2.Double my bet on each successive toss.

3.Walk away on my first win.

So, all the possible outcomes are: $$H, TH, TTH, TTTH, TTTTH, TTTTTH, TTTTTTH, TTTTTTTH, TTTTTTTTH, TTTTTTTTTH, TTTTTTTTTT$$

I end up making a 1 dollar profit in the first 10 of these outcomes. Only in the last case I lose 1023 dollars. But it would take a miracle for $TTTTTTTTTT$ to happen with a fair coin. I know that the expected value is negative but the expected value comes into play only when I keep on betting till the end of time. My strategy is to walk away on the first win.

So, before I begin to bet, isn't it reasonable for me to believe that I'll most likely make a profit?

Answer 1

As you say, this strategy does have a high probability of yielding a very small profit. But with small positive probability, you lose everything! That's why in the 'long run,' you can't make money off of this strategy (or any strategy based off betting on a coin flip, as you rightly say). If you have $2^N$ dollars, then you make $1$ dollar if you win within the first $N$ turns, and you lose it all if you don't win by the $N$th try. So your expected return is given by

$-2^{-N} 2^N + \sum_{n=1}^N 2^{-i} = 0.$

Note that your bet has variance

$2^{-N}2^{2N} + \sum_{n=1}^N 2^{-i} \approx 2^N+1$,

which is very large! This is part of the reason casinos have table limits: it puts a cap on how far someone can take this strategy, i.e. how high the variance of a single bet can be.

See the St. Petersburg paradox, which has a similar flavor.

Answer 2

Let's just compute the expected value of your supposed betting system:

With probability $\frac{1}{2}$ you will win $1$ Dollar on the first toss, if you lose the first one there is again a $\frac{1}{2}$ chance of you winning $1$ Dollar on the second toss (so overall a $\frac{1}{4}$ chance of you winning a dollar exactly at the second toss). Generally there is a $\frac{1}{2^n}$ chance that you will win $1$ Dollar at the $n$-th toss (up to and including the $10$=th toss) and finally a $\frac{1}{2^{10}}$ chance that you will loose $1023 = 2^{10}-1$ Dollars on the $10$-th toss.

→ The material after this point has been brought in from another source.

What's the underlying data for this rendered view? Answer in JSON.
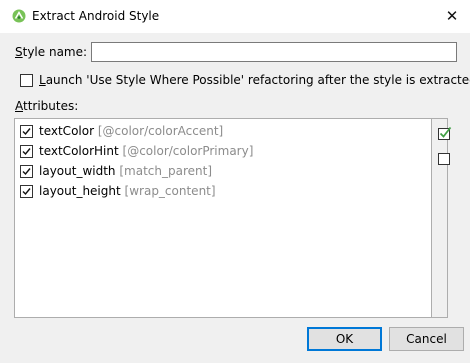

So on average you win or lose nothing. The problem being, the best you will ever do is win a single dollar while in the worst case you lose $1023$ Dollars.

Summing these up your expected value is $\left(\sum_{i=1}^{10} \frac{1}{2^i} \right) - \frac{1}{2^{10}}(2^{10} -1) = 0$

Answer 3

The probability of losing is equivalent to getting $10$ tails in a row, which is $2^{-10}$. Should you lose, you lose all $1023$ dollars. The probability of winning is $1$ minus the probability of losing, i.e. $1-2^{-10}$. But if you win, you only win $1$ dollar. Thus the expectation is a net change of $$ (1-2^{-10})-1023\cdot2^{-10}=0 $$ so you would expect to gain nothing, and to only lose a lot of time. The idea is that when you win, you only win a very small amount. But when you lose, you lose a huge amount! The two effects cancel out in the end to give a zero expectation.